In summer, we never read as much as we think we will, although dreaming big is part of the season’s charm. Or so Joseph Luzzi argues in “The Great Summer Read,” his recent online essay in The American Scholar. When summer ends, he writes, our best-laid plans to tackle a mountain of summer reading will make us wonder just what we were thinking when the season started. By early August, he tells readers, “our literary dreams of late May might, in retrospect, seem like what invading Russia might have looked like to Napoleon: a good idea at the time but ultimately a crushing overreach."
Why do we lie to ourselves every summer about how much we think we can read? Maybe in making an endless summer reading list, Luzzi suggests, we can reconnect with that old childhood fantasy about summer itself being endless.
“Sometimes,” Luzzi adds, “we’re even pulled in by books that we know we will not, cannot, finish. What might seem like an overreach or a pipe dream, a doomed attempt to tackle a mighty tome, may be our opening up of ourselves to something new and mysterious, a journey that will spill over from one summer to the next.”
I know what he’s talking about. For more summers than I can easily count, I’ve pulled from the shelf “West With the Night,” Beryl Markham’s 1942 memoir of her time as a pilot in Africa. I suspect it’s good, though I’ve never finished it. That has little to do with the book’s possible quality and is really more about the way my summertime brain resists being leashed to the project in front of me.

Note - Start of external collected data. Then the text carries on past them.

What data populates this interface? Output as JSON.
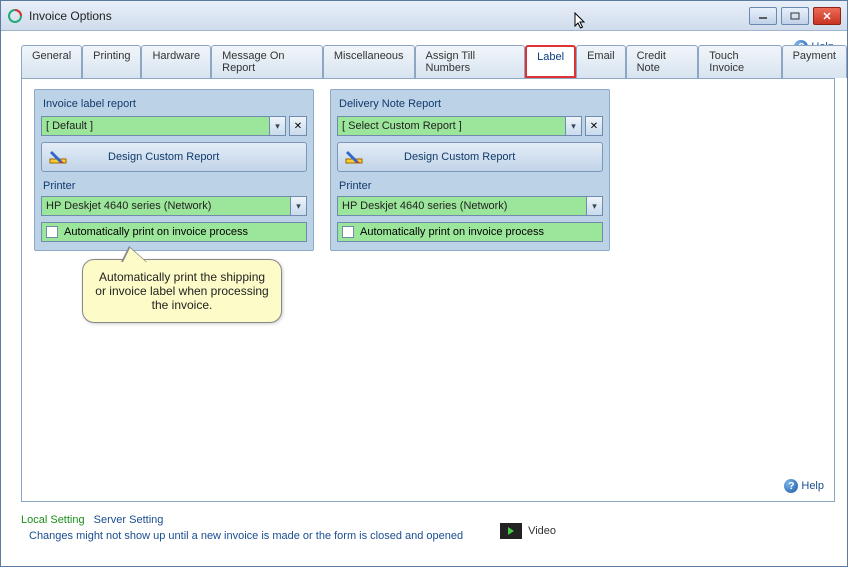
{
  "window": {
    "title": "Invoice Options"
  },
  "help_label": "Help",
  "tabs": [
    {
      "label": "General"
    },
    {
      "label": "Printing"
    },
    {
      "label": "Hardware"
    },
    {
      "label": "Message On Report"
    },
    {
      "label": "Miscellaneous"
    },
    {
      "label": "Assign Till Numbers"
    },
    {
      "label": "Label"
    },
    {
      "label": "Email"
    },
    {
      "label": "Credit Note"
    },
    {
      "label": "Touch Invoice"
    },
    {
      "label": "Payment"
    }
  ],
  "panelA": {
    "title": "Invoice label report",
    "report_select": "[ Default ]",
    "design_button": "Design Custom Report",
    "printer_label": "Printer",
    "printer_select": "HP Deskjet 4640 series (Network)",
    "auto_print_label": "Automatically print on invoice process"
  },
  "panelB": {
    "title": "Delivery Note Report",
    "report_select": "[ Select Custom Report ]",
    "design_button": "Design Custom Report",
    "printer_label": "Printer",
    "printer_select": "HP Deskjet 4640 series (Network)",
    "auto_print_label": "Automatically print on invoice process"
  },
  "callout_text": "Automatically print the shipping or invoice label when processing the invoice.",
  "footer": {
    "local": "Local Setting",
    "server": "Server Setting",
    "note": "Changes might not show up until a new invoice is made or the form is closed and opened",
    "video": "Video"
  }
}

Every summer, at around the third chapter of Markham’s book, something nudges my attention elsewhere — another paperback, a stack of unread magazines, a Netflix series or the hundred less pleasant urgencies of what we call real life. Markham goes quiet for another summer — eventually returned to the shelf until the book reopens, like some tropical flower, next June.
Maybe it’s not important that I ever finish “West with the Night.” Perhaps the possibility of it is enough, a promise that points me hopefully to summers yet to come.
All of this came to mind a couple of Sundays ago as I sat on the couch with Markham’s book in my lap and tried to tackle it again. She was about to clear the runway, I think, when I closed my eyes and fell asleep.